Sociology Course Ignites a Student’s Passion for the Environment

News Date: 

Tuesday, June 14, 2022


By Lily Leventhal


Walking around Isla Vista, the neighborhood adjacent to UC Santa Barbara, one can spot recycling bins on every corner and grocery stores entirely focused on sustainable food. Bike racks are more common than regular parking spaces, and most everyone walking by is carrying a reusable water bottle.

For a student moving from Long Beach, a city with a population of close to 500,000, my eyes couldn’t believe it at first. Was this the environmentally-conscious neighborhood of my dreams?

While I was always vaguely interested in sustainability, it had previously remained in my peripheral vision. Cities are busy, right? Everyone is always moving to their next destination, without much care or concern about the environment they are speeding through. I could easily have described myself as the same.

It wasn’t until I took Eco Vista: Creating Systemic Alternatives, a Sociology class at UC Santa Barbara with Prof. John Foran, that I realized environmental activism is easier and more attainable than I could have ever imagined.

Students from the class with Professor John Foran

The course introduces students to a community project called Eco Vista that is transitioning Isla Vista into an “ecovillage,” a community that is purposefully designed to regenerate social and natural environments in social life, culture, ecology, and the economy. The project features initiatives like the Food Forest, where the organization created a community garden. It also collaborates with the Cool Block program, which strives to create a carbon neutral Isla Vista.

The course analyzes the historical background and contemporary situation of Isla Vista, while assessing the state of the existing Eco Vista Project — both the theories and case studies related to achieving deep social transformation.

Our final project was to produce a practical idea stemming from the Eco Vista process. While imaginations ran wild with possibility, we were required to create detailed plans for implementation, logistics, and funding.

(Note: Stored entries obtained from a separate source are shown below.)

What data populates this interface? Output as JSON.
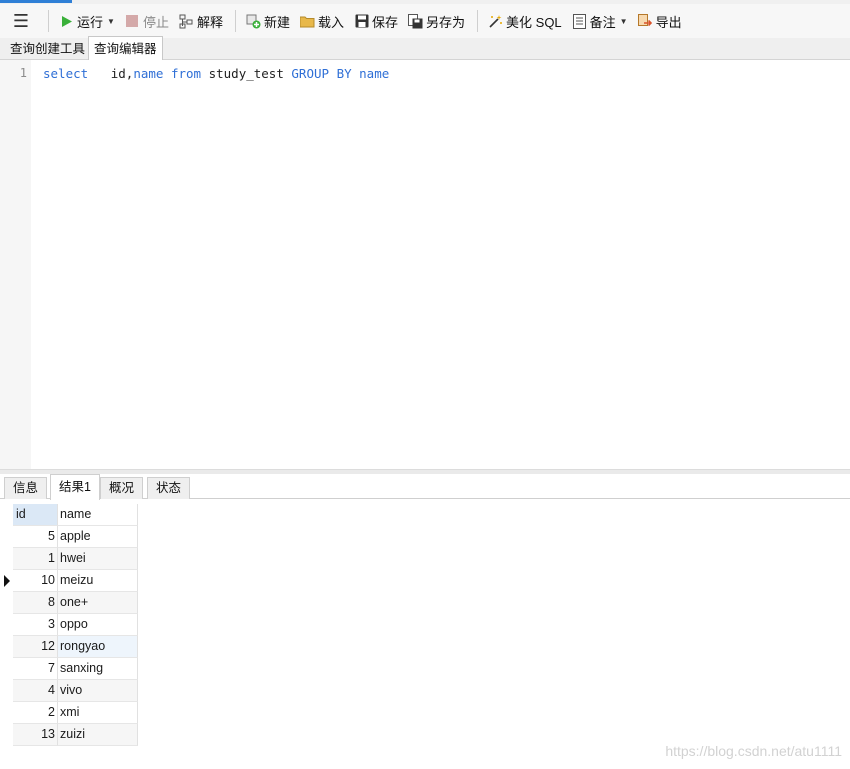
{
  "toolbar": {
    "run": "运行",
    "stop": "停止",
    "explain": "解释",
    "new": "新建",
    "load": "载入",
    "save": "保存",
    "save_as": "另存为",
    "beautify": "美化 SQL",
    "note": "备注",
    "export": "导出"
  },
  "tabs": [
    "查询创建工具",
    "查询编辑器"
  ],
  "editor": {
    "line_number": "1",
    "tokens": {
      "select": "select",
      "fields": "id,",
      "name1": "name",
      "from": "from",
      "table": "study_test",
      "group": "GROUP",
      "by": "BY",
      "name2": "name"
    }
  },
  "result_tabs": [
    "信息",
    "结果1",
    "概况",
    "状态"
  ],
  "grid": {
    "columns": [
      "id",
      "name"
    ],
    "rows": [
      {
        "id": "5",
        "name": "apple"
      },
      {
        "id": "1",
        "name": "hwei"
      },
      {
        "id": "10",
        "name": "meizu"
      },
      {
        "id": "8",
        "name": "one+"
      },
      {
        "id": "3",
        "name": "oppo"
      },
      {
        "id": "12",
        "name": "rongyao"
      },
      {
        "id": "7",
        "name": "sanxing"
      },
      {
        "id": "4",
        "name": "vivo"
      },
      {
        "id": "2",
        "name": "xmi"
      },
      {
        "id": "13",
        "name": "zuizi"
      }
    ]
  },
  "watermark": "https://blog.csdn.net/atu1111",
  "colors": {
    "keyword": "#2f6fd6",
    "accent": "#2f7fd6",
    "run_icon": "#3ab03a"
  }
}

With ideas ranging from community gardens to organized beach cleanups, my group focused on a community thrift sale designed to combat the environmentally and financially taxing effects of the move-in/move-out process that communal, short-term living creates. The event would allow for donations and recycling of good-condition household essentials that otherwise would left to landfills while new students bought brand new equipment.

I was thrilled to learn about the on-site composting programs of the aptly named Associated Students Department of Public Worms, who promote sustainable agricultural techniques by educating the community about the importance of composting.

Eco Vista: Creating Systemic Alternatives challenged me to view sustainability in a completely new way. Action I had once been willing to leave left to forest rangers and politicians now felt tangible through real plans I made to help the community I live in and love.

Discovering this passion for environmentalism inspired me to reach out and explore other environmental activism groups in the local community, like the Isla Vista Compost Collective, who collect compost from residents to fertilize a local community garden. It’s incredible to see the strong network of like- minded individuals striving to make Isla Vista more environmentally friendly for the future.

Lily Leventhal is a third-year Communication student at UC Santa Barbara. She wrote this mini-memoir for her Writing Program course Digital Journalism.